Bank of Maharashtra managed to keep restructured assets in check at Rs 1300 crore for this financial year till December. However, the bank’s slippages—defaults on restructured loans—rose sharply during the December quarter.
“Slippages in this quarter have been Rs 1,300 crore. However the most difficult part is over,” Sushil Muhnot CMD, Bank Of Maharashtra said in an interview with CNBC-TV18.
“We now see that the slippages which we may have now in the next quarter will be significantly less than this. There will also be more of upgradation which will happen, once cases that have gone to the CDR get cleared,” he said.
Muhnot said the bank was now looking to moderate its pace of growth to near industry standards and focus on profitability.
Also read: Bank of Maharashtra Q3 net profit plummets 92% to Rs 16 cr
Below is the interview of Sushil Muhnot CMD, Bank of Maharashtra with Ekta Batra of CNBC-TV18.

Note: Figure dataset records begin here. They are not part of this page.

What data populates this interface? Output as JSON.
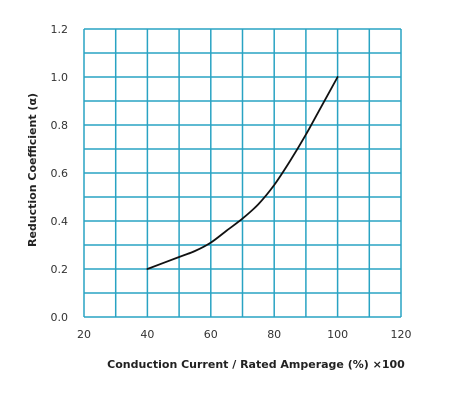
{
  "chart_data": {
    "type": "line",
    "title": "",
    "xlabel": "Conduction Current / Rated Amperage (%) ×100",
    "ylabel": "Reduction Coefficient (α)",
    "xlim": [
      20,
      120
    ],
    "ylim": [
      0,
      1.2
    ],
    "x_ticks": [
      "20",
      "40",
      "60",
      "80",
      "100",
      "120"
    ],
    "y_ticks": [
      "0.0",
      "0.2",
      "0.4",
      "0.6",
      "0.8",
      "1.0",
      "1.2"
    ],
    "grid": true,
    "grid_color": "#29a3c3",
    "line_color": "#111111",
    "series": [
      {
        "x": [
          40,
          50,
          55,
          60,
          65,
          70,
          75,
          80,
          85,
          90,
          95,
          100
        ],
        "y": [
          0.2,
          0.25,
          0.275,
          0.31,
          0.36,
          0.41,
          0.47,
          0.55,
          0.65,
          0.76,
          0.88,
          1.0
        ]
      }
    ]
  }
}
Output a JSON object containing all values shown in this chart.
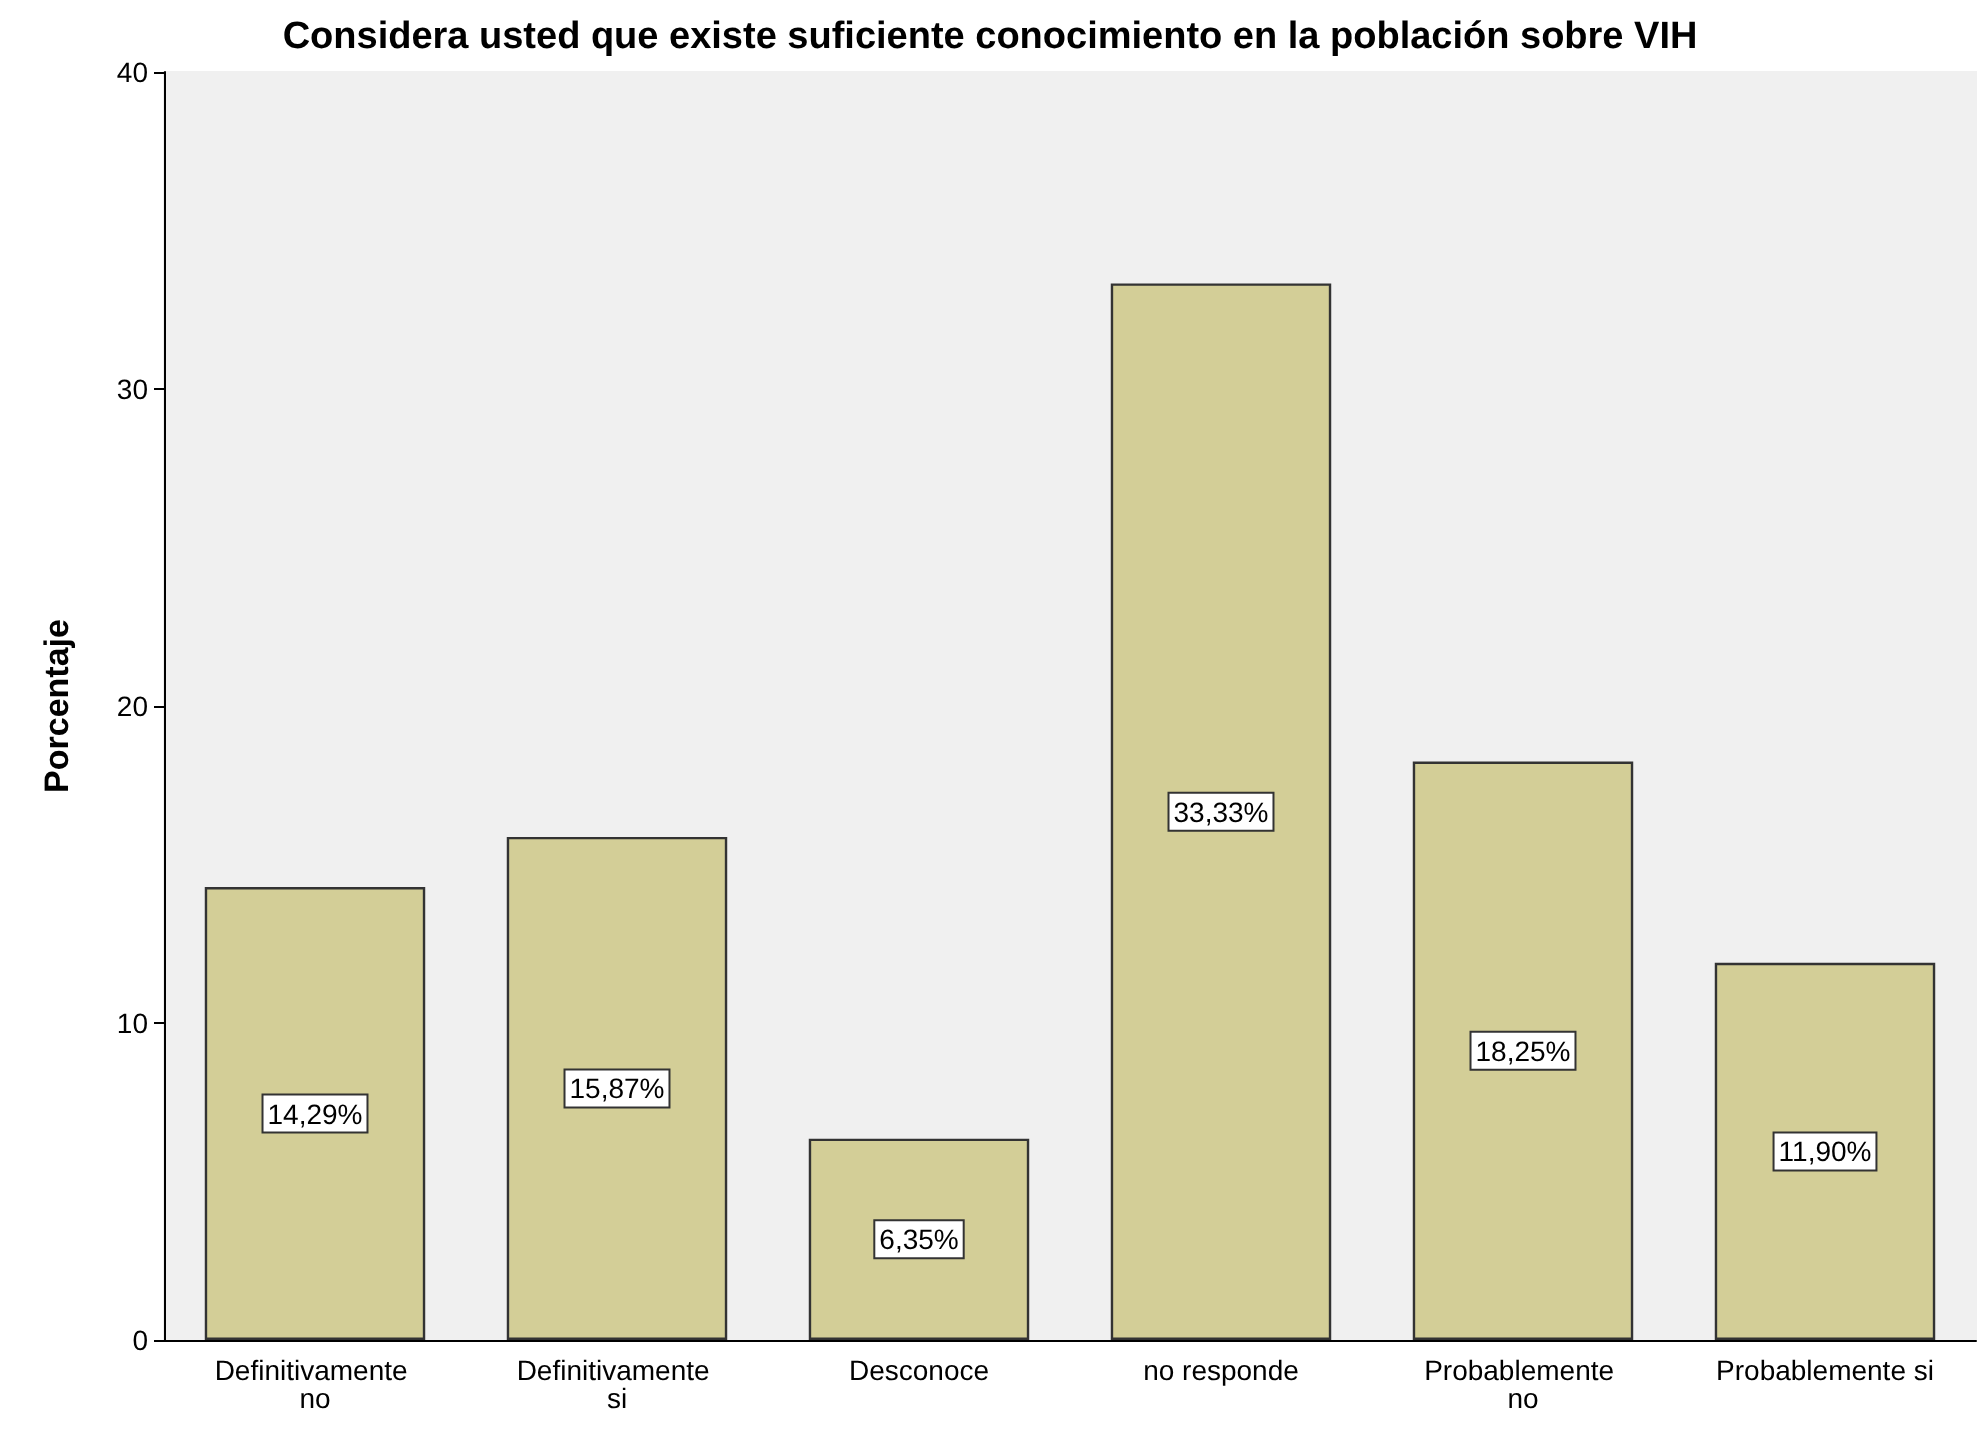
{
  "chart_data": {
    "type": "bar",
    "title": "Considera usted que existe suficiente conocimiento en la población sobre VIH",
    "ylabel": "Porcentaje",
    "categories": [
      "Definitivamente no",
      "Definitivamente si",
      "Desconoce",
      "no responde",
      "Probablemente no",
      "Probablemente si"
    ],
    "values": [
      14.29,
      15.87,
      6.35,
      33.33,
      18.25,
      11.9
    ],
    "value_labels": [
      "14,29%",
      "15,87%",
      "6,35%",
      "33,33%",
      "18,25%",
      "11,90%"
    ],
    "color": "#d3ce97",
    "ylim": [
      0,
      40
    ],
    "yticks": [
      0,
      10,
      20,
      30,
      40
    ],
    "grid": false
  }
}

Ekta: We don’t have your numbers which is your net interest income (NII) and profitability as well as your gross non-performing assets (NPA) and net NPA. Can you just take us through all of these details first?
A: The total business has increased year-on-year (YoY) basis by about 18 percent (not sure). So, we have been having overall Rs 2,02,000 crore (not sure) has been there YoY both on the deposit side as well as on the advances side we have had this increase.
The gross NPAs have increased in this period and they are now today 4.01 percent. They are at Rs 3500 crore at 4.01 percent. The net NPA are at Rs 2,200 crore i.e. 2.58 percent. YoY this has been a increase from 1.71 it has gone to 4 percent and from 0.66 to 2.56 percent because of the economic conditions which have been there and also because we have had a very strong growth in the last two years which has now resulted in some increases in the NPA system also.
Ekta: It is quite worrying, you’re gross NPAs which have risen all the way from 2.77 to 4.01; can you just take us through what your fresh slippages were this quarter as well as your fresh restructuring this quarter?
A: The fresh slippages which we have had in this quarter is about Rs 1,100 crore. These slippages have increased in this year. Last quarter it was Rs 1000 crore, this quarter it has been Rs 1,300 crore. Now, we see going forward the slippages are going to come down
Ekta: It was Rs 1,100 crore or Rs 1,300 crore slippages?
A: Slippages in this quarter have been Rs 1,300 crore. It was Rs 1,000 crore in the last quarter; this quarter it has been higher.
Ekta: Restructured assets?
A: The restructured assets are much lower as such. In the whole nine months we have done only Rs 1,300 crore of restructuring. Overall restructured assets are lower.
In fact the restructured assets have ----- (not sure) they have fallen under NPA and maybe once the restructuring happens in the CDR they may get - within the restructured asset they will add up and they will come out from the NPA.
Ekta: Where do you see your gross NPAs going to by next quarter? Do you expect it to worsen significantly beyond this 4.01 percent because you started the year at 1.8 percent gross NPAs?
A: This year we have had lot more of slippages. However the most difficult part is over. We now see that the slippages which we may have now in the next quarter will be significantly less than this. There will also be more of upgradation which will happen because it has gone to the – cases which have gone to the CDR, once they get cleared then more upgradations will happen.
Ekta: Can you just tell us what your advances growth was and where exactly your net interest margins came in at this quarter?
A: My advances growth on a 9 month to 9 month basis has been around 16 percent. The NII has increased by 22 percent from year to year basis – 9 months last year and 9 months this year. However the NIM has come down. The NIM last year was 2.93 it has come down to 2.76 in this 9 months period. In this quarter it has come down a little more, it is 2.58 because of increase in deposit costs as well as reduction in the yield on advances primarily because of the slippages.
Ekta: Bank of Maharashtra has been very aggressive on the advances side. Do you think that it is a prudent strategy for you to be as aggressive going forward because of the asset quality worsening that you are seeing which is so significant on the bank?
A: In a bank you will have timing for every strategy. At that time it was a smaller bank so it wanted to get into the medium bank. So, there was a need for aggressive ramping up of the business which was done at that time by the bank. However after two years of ramping up then you need to have some period of consolidation. Once you have achieved a certain level you need a consolidation, there the impact of the NPA is because of the economic environment not being correct or not being what it is today. So, we are finding that the NPA levels have increased. Now we are looking on a phase wherein we are going to temper the growth to more nearer to industry standards though we are at more than double the industry standards. It will be more tempered towards that while at the same time focusing on increasing the profitability of our business.
Profitability will be increased both from the CASA side as well as from the restructuring of our balance sheet size in terms of SME focus which we will now bring in.